HEK293 cells were treated with high NaCl or replaced by fresh control medium for 16 h in a 96-well plate, and then cells were lysed and cDNAs were synthesized using the Cells-to-Ct kit (Applied Biosystems) and amplified by Taqman 7900HT (Applied Biosystems). Primers and probes for human aldose reductase and betaine/GABA transporter were described previously (9). Fold difference in RNA abundance between conditions (F) was calculated, as described previously (9).

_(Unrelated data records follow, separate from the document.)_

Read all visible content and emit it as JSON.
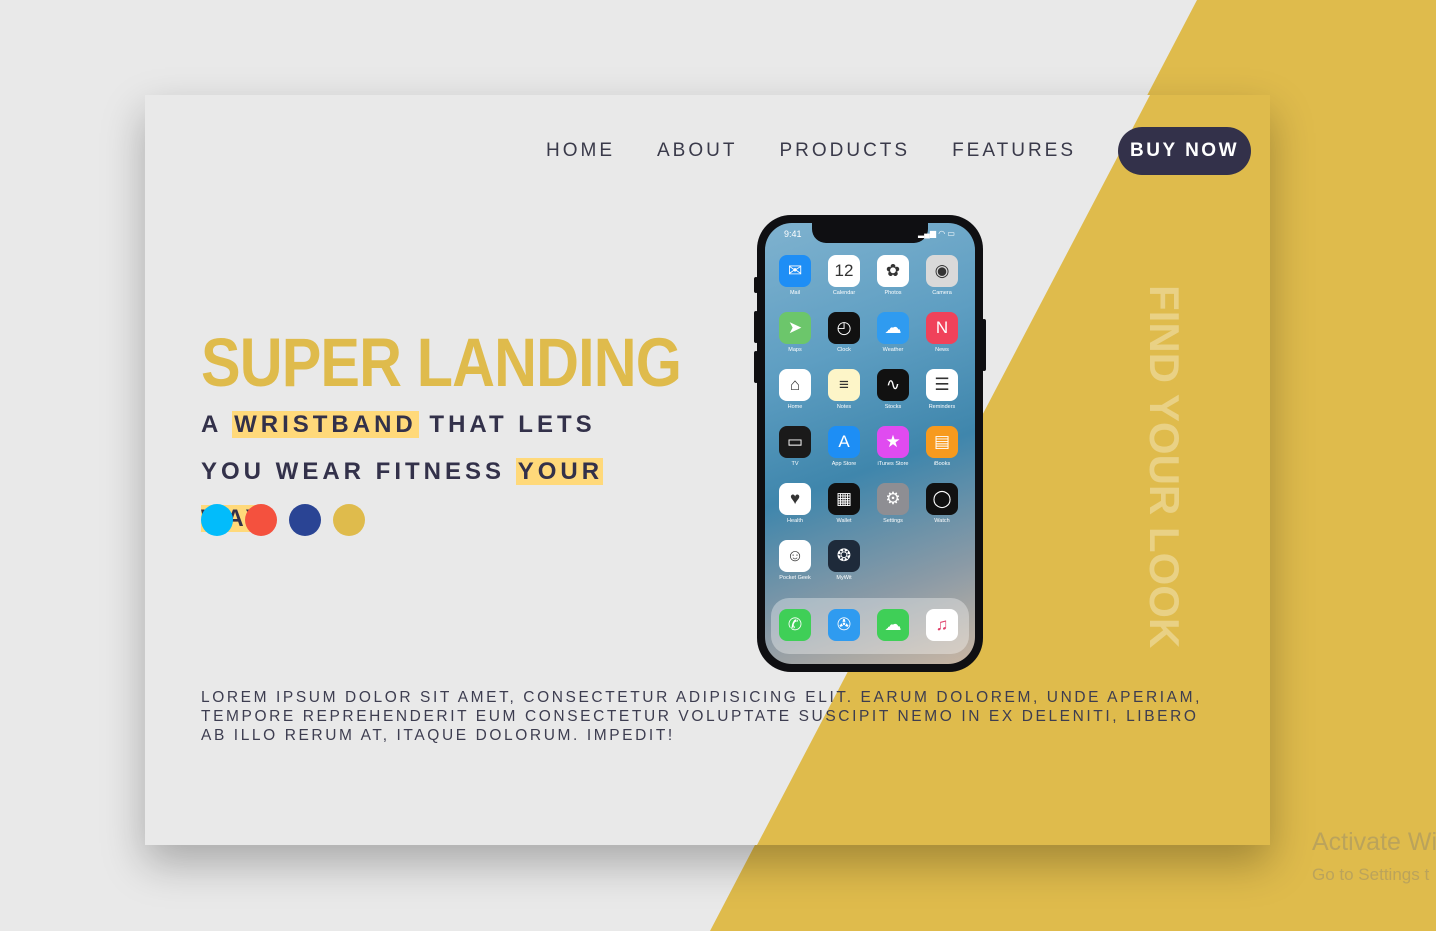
{
  "colors": {
    "accent_yellow": "#dfbb4c",
    "dark": "#33314a",
    "background": "#e9e9e9",
    "highlight": "#ffd97a"
  },
  "nav": {
    "links": [
      "HOME",
      "ABOUT",
      "PRODUCTS",
      "FEATURES"
    ],
    "buy_label": "BUY NOW"
  },
  "hero": {
    "title": "SUPER LANDING",
    "sub_a": "A ",
    "sub_hl1": "WRISTBAND",
    "sub_b": " THAT LETS YOU WEAR FITNESS ",
    "sub_hl2": "YOUR WAY",
    "sub_c": "."
  },
  "color_options": [
    "#02bcfb",
    "#f4513e",
    "#2a4494",
    "#dfbb4c"
  ],
  "vertical_text": "FIND YOUR LOOK",
  "paragraph": "Lorem ipsum dolor sit amet, consectetur adipisicing elit. Earum dolorem, unde aperiam, tempore reprehenderit eum consectetur voluptate suscipit nemo in ex deleniti, libero ab illo rerum at, itaque dolorum. Impedit!",
  "phone": {
    "time": "9:41",
    "apps": [
      {
        "label": "Mail",
        "icon": "mail-icon",
        "glyph": "✉",
        "bg": "#1e8ef5"
      },
      {
        "label": "Calendar",
        "icon": "calendar-icon",
        "glyph": "12",
        "bg": "#ffffff"
      },
      {
        "label": "Photos",
        "icon": "photos-icon",
        "glyph": "✿",
        "bg": "#ffffff"
      },
      {
        "label": "Camera",
        "icon": "camera-icon",
        "glyph": "◉",
        "bg": "#d9d9d9"
      },
      {
        "label": "Maps",
        "icon": "maps-icon",
        "glyph": "➤",
        "bg": "#6cc66b"
      },
      {
        "label": "Clock",
        "icon": "clock-icon",
        "glyph": "◴",
        "bg": "#111111"
      },
      {
        "label": "Weather",
        "icon": "weather-icon",
        "glyph": "☁",
        "bg": "#2f9bf0"
      },
      {
        "label": "News",
        "icon": "news-icon",
        "glyph": "N",
        "bg": "#f0425a"
      },
      {
        "label": "Home",
        "icon": "home-icon",
        "glyph": "⌂",
        "bg": "#ffffff"
      },
      {
        "label": "Notes",
        "icon": "notes-icon",
        "glyph": "≡",
        "bg": "#fdf5c8"
      },
      {
        "label": "Stocks",
        "icon": "stocks-icon",
        "glyph": "∿",
        "bg": "#111111"
      },
      {
        "label": "Reminders",
        "icon": "reminders-icon",
        "glyph": "☰",
        "bg": "#ffffff"
      },
      {
        "label": "TV",
        "icon": "tv-icon",
        "glyph": "▭",
        "bg": "#1a1a1a"
      },
      {
        "label": "App Store",
        "icon": "app-store-icon",
        "glyph": "A",
        "bg": "#1d8ef5"
      },
      {
        "label": "iTunes Store",
        "icon": "itunes-store-icon",
        "glyph": "★",
        "bg": "#e04bf0"
      },
      {
        "label": "iBooks",
        "icon": "ibooks-icon",
        "glyph": "▤",
        "bg": "#f79a1e"
      },
      {
        "label": "Health",
        "icon": "health-icon",
        "glyph": "♥",
        "bg": "#ffffff"
      },
      {
        "label": "Wallet",
        "icon": "wallet-icon",
        "glyph": "▦",
        "bg": "#111111"
      },
      {
        "label": "Settings",
        "icon": "settings-icon",
        "glyph": "⚙",
        "bg": "#8e8e93"
      },
      {
        "label": "Watch",
        "icon": "watch-icon",
        "glyph": "◯",
        "bg": "#111111"
      },
      {
        "label": "Pocket Geek",
        "icon": "pocket-geek-icon",
        "glyph": "☺",
        "bg": "#ffffff"
      },
      {
        "label": "MyWit",
        "icon": "mywit-icon",
        "glyph": "❂",
        "bg": "#1e2a3a"
      }
    ],
    "dock": [
      {
        "icon": "phone-icon",
        "glyph": "✆",
        "bg": "#3fcf57"
      },
      {
        "icon": "safari-icon",
        "glyph": "✇",
        "bg": "#2f9bf0"
      },
      {
        "icon": "messages-icon",
        "glyph": "☁",
        "bg": "#3fcf57"
      },
      {
        "icon": "music-icon",
        "glyph": "♫",
        "bg": "#ffffff"
      }
    ]
  },
  "watermark": {
    "line1": "Activate Wi",
    "line2": "Go to Settings t"
  }
}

Western analysis and antibodies.
After treatment, cells were washed once with ice-cold PBS adjusted to the osmolality of the medium by adding NaCl. For measuring phosphorylation, the samples were collected with phosphosafe buffer (EMD Chemicals) or M-PER buffer (Pierce) plus 2.0 μM NaF and 2.0 μM Na3VO4. For measuring NFAT5 protein abundance, the samples were collected with 1% Triton X-100, 150 mM NaCl, and 50 mM Tris·HCl pH7.4. All buffers were supplemented with a protease inhibitor tablet (Roche) immediately before use. Samples were analyzed by Western blotting and quantified by infrared imaging (Odyssey, Li-Cor). Antibodies against NFAT5 (catalog no. sc-13035, rabbit), PP1γ (catalog no. sc-6108, goat), Brg-1 (catalog no. sc-17796, mouse), and SHP-1 (catalog no. sc-287, rabbit) were from Santa Cruz Biotechnologies. Antibody against SHP-1-S591-P (catalog no. sp-1531, rabbit) was from ECM Biosciences. This antibody worked best in our hands. For measuring phosphorylation of SHP-1-S591-P, the mouse anti-SHP-1 (catalog no. 610126, BD Biosciences) was combined with the rabbit anti-SHP-1-S591-P (ECM Biosciences), and the antibodies were identified simultaneously by secondary anti-rabbit and anti-mouse antibodies conjugated with different wavelengths of Alexa Fluor. The mouse β-tubulin antibody (catalog no. T8660) was from Sigma. The mouse anti-V5 antibody (catalog no. MCA1360) was from AbD Serotec. The rabbit anti-V5 antibody (catalog no. RV5–45A) was from Immunology Consultants Laboratory. The rabbit anti-PP1γ antibody (catalog no. 07-1218) was from Millipore. Antibodies against p38 (catalog no. 9212), p38-P (catalog no. 9216), ERK (catalog no. 9102), ERK-P (catalog no. 9106), and SHP-2 (catalog no. 3397) were from Cell Signaling.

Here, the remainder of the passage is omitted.